Despite best practices, infection remains the most common complication after breast reconstruction with expanders and implants, ranging from 2% to 29%. Empiric broad-spectrum antibiotics are frequently used in nonsurgical treatment of implant-associated infections in an effort to salvage the reconstruction. Pitfalls of antibiotherapy include adverse events, vascular access site complications, and drug resistance. Our goals were to describe management of implant infections with broad-spectrum antibiotics, review treatment related adverse events, and report on outcomes of therapy.
Patients and Methods
A retrospective review was carried out to identify patients who were treated with intravenous (IV) antibiotics for periprosthetic infection. Patient characteristics, surgical details, and antibiotic therapy–related adverse events were collected. Eventual outcome related to expander/implant salvage was noted.

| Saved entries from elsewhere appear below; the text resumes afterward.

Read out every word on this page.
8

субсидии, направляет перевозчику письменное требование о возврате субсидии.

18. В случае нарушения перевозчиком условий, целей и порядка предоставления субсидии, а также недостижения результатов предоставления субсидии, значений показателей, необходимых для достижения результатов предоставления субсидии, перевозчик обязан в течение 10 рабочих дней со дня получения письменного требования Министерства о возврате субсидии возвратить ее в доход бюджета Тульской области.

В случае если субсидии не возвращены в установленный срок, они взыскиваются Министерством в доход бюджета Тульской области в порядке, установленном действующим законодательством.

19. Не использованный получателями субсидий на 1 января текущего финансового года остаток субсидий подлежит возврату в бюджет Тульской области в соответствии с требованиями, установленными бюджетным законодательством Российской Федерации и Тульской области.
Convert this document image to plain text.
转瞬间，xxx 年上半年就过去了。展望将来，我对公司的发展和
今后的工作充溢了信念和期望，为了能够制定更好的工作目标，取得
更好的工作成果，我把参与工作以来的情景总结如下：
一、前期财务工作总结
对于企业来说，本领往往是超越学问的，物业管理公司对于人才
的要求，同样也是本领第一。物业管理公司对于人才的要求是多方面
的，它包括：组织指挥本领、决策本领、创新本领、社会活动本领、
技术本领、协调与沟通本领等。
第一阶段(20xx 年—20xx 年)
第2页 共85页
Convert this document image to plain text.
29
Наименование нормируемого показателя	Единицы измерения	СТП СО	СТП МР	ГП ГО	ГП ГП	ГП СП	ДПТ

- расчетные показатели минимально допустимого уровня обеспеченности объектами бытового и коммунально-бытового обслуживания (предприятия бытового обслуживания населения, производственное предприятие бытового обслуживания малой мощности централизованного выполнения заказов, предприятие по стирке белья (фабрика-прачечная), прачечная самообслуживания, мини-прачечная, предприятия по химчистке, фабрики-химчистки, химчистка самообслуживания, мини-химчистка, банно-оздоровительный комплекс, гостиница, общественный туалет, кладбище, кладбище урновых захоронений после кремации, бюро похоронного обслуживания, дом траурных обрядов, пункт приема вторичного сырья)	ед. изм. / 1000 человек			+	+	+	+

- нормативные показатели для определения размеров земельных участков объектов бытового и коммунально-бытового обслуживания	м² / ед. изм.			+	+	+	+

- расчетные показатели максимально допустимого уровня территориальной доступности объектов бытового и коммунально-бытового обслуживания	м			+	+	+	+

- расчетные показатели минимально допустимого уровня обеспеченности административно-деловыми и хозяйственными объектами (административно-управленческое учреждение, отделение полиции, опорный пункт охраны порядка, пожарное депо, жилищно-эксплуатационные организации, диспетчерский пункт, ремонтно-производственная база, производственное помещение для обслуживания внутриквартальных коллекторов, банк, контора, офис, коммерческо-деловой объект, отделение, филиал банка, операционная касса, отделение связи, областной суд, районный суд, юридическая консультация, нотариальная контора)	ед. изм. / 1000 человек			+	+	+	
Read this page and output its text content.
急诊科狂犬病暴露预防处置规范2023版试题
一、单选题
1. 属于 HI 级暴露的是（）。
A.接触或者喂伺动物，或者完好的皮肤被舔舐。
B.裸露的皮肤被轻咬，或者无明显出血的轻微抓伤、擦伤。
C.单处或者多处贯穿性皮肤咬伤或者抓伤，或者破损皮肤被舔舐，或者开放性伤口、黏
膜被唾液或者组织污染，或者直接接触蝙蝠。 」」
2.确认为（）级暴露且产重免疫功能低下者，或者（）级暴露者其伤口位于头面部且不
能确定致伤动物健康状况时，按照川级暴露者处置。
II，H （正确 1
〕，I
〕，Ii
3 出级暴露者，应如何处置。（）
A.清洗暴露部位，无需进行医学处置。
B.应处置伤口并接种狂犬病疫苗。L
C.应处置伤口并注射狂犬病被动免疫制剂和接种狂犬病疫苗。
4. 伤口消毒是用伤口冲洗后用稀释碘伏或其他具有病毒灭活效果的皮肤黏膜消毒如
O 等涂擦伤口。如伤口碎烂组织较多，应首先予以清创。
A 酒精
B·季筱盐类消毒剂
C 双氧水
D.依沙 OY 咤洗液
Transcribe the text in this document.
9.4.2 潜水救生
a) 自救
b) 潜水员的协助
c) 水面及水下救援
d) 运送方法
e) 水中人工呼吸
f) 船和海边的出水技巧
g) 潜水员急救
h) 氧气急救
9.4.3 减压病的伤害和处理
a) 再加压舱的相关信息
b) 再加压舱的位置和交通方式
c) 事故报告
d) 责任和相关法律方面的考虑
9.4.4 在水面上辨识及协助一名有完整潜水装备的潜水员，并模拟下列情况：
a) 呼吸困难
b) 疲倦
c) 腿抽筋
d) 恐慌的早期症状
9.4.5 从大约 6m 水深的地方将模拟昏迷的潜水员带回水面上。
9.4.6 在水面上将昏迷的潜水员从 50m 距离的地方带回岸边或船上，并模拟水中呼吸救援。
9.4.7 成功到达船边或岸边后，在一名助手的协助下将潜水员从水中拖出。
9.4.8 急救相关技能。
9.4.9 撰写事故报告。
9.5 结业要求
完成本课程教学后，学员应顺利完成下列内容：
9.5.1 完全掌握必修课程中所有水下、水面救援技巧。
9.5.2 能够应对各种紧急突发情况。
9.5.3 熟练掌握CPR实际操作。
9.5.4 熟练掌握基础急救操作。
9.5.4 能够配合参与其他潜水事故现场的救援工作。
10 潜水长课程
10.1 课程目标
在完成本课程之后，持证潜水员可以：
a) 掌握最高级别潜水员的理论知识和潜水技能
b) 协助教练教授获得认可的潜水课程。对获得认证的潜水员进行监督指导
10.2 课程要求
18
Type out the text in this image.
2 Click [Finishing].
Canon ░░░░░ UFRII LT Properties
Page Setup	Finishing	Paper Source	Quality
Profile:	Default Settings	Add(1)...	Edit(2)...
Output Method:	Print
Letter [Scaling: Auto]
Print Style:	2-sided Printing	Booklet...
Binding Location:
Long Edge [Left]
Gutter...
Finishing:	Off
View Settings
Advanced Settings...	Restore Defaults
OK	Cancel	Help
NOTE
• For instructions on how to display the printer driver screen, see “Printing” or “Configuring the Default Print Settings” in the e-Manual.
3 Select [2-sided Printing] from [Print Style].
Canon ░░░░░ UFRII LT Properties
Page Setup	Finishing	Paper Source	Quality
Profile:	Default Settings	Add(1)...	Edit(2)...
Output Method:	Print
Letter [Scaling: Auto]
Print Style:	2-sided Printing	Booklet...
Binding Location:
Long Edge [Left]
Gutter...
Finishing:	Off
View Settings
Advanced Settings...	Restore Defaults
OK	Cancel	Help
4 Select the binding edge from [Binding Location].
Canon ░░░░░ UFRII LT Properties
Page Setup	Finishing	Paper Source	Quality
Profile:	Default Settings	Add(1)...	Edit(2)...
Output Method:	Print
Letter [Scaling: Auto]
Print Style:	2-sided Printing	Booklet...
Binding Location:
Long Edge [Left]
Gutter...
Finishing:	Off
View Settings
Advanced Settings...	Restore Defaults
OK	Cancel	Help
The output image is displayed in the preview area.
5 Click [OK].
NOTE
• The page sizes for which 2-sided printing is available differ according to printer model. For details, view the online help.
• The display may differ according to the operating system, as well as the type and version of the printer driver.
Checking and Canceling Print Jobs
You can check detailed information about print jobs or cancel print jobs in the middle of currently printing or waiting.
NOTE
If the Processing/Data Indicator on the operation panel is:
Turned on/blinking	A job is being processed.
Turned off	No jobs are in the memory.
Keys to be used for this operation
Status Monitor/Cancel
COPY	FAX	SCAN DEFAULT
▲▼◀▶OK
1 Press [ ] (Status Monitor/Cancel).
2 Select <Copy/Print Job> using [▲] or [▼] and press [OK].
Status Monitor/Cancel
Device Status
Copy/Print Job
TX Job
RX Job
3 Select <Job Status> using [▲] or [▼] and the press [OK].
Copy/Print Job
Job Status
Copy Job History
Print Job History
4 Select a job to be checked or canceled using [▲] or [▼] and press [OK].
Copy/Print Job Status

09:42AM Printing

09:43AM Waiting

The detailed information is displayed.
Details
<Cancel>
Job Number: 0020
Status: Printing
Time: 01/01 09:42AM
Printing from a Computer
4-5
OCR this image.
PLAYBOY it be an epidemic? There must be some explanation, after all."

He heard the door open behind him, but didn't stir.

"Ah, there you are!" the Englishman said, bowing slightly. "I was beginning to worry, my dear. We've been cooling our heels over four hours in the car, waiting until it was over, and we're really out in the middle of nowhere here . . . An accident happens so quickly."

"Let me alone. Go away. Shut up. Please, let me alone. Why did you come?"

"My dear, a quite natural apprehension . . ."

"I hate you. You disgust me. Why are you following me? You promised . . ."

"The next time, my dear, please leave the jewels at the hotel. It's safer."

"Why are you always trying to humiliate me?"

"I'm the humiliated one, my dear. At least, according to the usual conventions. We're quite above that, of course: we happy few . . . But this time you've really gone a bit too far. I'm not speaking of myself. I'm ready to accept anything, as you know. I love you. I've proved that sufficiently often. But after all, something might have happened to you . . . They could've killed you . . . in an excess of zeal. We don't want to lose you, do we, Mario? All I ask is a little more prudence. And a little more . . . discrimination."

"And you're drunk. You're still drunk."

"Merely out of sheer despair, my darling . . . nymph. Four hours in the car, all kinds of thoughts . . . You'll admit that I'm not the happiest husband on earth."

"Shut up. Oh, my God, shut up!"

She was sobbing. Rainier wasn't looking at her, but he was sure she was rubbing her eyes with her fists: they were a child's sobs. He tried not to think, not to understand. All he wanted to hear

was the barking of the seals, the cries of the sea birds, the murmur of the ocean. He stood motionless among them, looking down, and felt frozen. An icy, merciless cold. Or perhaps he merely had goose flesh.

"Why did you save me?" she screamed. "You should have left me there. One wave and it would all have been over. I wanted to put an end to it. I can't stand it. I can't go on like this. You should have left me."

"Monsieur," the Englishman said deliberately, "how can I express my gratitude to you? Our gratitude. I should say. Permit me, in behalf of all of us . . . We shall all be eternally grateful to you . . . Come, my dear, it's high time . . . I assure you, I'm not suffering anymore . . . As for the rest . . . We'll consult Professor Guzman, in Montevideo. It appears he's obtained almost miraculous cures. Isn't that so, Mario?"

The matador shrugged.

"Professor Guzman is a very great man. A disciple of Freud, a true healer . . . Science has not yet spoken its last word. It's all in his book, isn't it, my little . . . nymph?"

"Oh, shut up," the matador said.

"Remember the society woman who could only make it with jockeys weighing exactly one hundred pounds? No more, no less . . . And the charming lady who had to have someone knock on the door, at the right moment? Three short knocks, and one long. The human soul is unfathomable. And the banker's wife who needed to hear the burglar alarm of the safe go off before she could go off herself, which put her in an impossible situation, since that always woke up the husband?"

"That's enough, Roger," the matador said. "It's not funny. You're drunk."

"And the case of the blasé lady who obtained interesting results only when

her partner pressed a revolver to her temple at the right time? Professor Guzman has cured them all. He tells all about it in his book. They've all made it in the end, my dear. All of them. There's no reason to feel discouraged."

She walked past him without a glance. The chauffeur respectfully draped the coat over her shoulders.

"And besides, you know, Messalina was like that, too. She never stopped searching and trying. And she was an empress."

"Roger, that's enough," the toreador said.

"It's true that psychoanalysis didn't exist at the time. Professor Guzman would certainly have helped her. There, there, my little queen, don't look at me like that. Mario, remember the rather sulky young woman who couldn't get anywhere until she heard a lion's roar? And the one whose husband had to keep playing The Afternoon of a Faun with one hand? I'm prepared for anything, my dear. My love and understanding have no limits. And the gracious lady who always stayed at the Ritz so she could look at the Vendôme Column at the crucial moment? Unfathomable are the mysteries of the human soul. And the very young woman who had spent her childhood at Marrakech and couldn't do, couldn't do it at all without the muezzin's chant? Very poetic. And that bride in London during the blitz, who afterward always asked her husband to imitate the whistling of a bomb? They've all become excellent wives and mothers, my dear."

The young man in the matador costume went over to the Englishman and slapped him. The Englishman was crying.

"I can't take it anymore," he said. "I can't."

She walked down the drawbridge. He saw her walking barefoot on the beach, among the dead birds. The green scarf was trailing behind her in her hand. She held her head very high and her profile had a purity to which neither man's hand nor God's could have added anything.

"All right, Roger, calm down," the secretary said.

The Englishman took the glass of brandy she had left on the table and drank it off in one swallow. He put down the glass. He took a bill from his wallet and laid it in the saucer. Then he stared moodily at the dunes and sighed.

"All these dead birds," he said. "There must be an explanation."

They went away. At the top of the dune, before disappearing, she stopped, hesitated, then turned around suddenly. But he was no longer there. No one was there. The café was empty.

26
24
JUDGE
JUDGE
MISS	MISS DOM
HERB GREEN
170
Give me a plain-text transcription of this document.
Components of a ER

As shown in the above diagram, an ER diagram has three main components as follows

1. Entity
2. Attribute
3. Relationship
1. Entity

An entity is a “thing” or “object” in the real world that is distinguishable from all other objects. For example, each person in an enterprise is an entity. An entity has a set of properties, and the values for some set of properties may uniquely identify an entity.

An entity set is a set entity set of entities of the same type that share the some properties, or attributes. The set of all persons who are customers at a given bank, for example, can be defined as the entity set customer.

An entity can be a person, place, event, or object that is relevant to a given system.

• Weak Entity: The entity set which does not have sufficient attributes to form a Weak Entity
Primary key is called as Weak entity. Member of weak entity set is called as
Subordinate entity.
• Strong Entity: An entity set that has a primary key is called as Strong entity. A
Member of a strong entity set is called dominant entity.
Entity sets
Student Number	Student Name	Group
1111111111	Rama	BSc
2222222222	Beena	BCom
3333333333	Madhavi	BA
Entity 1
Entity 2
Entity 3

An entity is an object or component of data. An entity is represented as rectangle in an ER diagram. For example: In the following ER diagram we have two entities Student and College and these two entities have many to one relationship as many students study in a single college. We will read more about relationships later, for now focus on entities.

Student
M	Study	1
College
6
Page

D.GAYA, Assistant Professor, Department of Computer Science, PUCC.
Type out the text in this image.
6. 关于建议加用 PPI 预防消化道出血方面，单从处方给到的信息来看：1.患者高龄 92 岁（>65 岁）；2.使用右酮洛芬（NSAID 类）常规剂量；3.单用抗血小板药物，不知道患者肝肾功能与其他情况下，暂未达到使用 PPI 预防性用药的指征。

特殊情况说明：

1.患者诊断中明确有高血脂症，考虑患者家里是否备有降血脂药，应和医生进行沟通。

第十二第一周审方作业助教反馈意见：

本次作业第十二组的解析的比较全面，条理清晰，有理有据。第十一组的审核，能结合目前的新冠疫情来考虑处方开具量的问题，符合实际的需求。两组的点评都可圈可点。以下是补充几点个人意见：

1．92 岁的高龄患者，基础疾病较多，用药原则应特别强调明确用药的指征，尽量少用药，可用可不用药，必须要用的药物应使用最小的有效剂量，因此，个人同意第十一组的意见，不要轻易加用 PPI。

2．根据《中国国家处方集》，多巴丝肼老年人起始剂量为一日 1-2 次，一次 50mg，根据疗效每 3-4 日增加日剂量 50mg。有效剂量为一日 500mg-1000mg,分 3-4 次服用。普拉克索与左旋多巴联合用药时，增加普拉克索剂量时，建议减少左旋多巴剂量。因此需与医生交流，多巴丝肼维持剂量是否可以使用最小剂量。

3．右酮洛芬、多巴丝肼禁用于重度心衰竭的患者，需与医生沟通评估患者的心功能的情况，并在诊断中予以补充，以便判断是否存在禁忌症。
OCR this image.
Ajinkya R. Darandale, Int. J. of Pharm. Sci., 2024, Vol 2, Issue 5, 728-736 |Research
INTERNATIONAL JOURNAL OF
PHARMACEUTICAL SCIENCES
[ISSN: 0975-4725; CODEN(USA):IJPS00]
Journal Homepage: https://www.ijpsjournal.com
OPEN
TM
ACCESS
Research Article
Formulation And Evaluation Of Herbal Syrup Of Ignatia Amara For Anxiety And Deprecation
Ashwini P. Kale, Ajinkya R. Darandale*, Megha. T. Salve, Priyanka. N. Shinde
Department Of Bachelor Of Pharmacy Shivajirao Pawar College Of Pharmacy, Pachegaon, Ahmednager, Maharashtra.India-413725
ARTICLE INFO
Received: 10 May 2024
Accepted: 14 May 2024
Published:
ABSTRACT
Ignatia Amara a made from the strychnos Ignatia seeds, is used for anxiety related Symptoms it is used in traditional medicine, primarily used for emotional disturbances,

A total of 101 patients (111 treatment episodes) were identified. Mean duration of antibiotic treatment was 18 days (range, 1–40 days). The most commonly used parenteral treatment was a combination of daptomycin with piperacillin-tazobactam (65%) or an alternative agent (16%). Fifty-nine percent of treatment episodes resulted in salvage of the expander or implant. Thirty-five percent treatment episodes were associated with 1 or more adverse events: diarrhea (12.6%), rash (10%), vaginal candidiasis (3.6%), agranulocytosis/neutropenic fever (3.6%), nausea (3.6%), urinary complaint (0.9%), myositis (0.9%), headache (0.9%), vascular line occlusion (1.8%), deep vein thrombosis (1.8%), and finger numbness (0.9%). No patients developed Clostridium difficile colitis. Five episodes (4%) needed discontinuation of antibiotics because of severe adverse events. The prosthesis was explanted in 3 of the cases of discontinued treatment.
Our findings show favorable outcomes and well-tolerated adverse effects with broad-spectrum parenteral antibiotherapy for periprosthetic infection. However, every effort should be made to deescalate therapy by narrowing the spectrum or limiting the duration, to minimize adverse events and development of bacterial resistance. Treating surgeons need to carefully weigh benefits of therapy and be aware of potential complications that might necessitate discontinuation of treatment.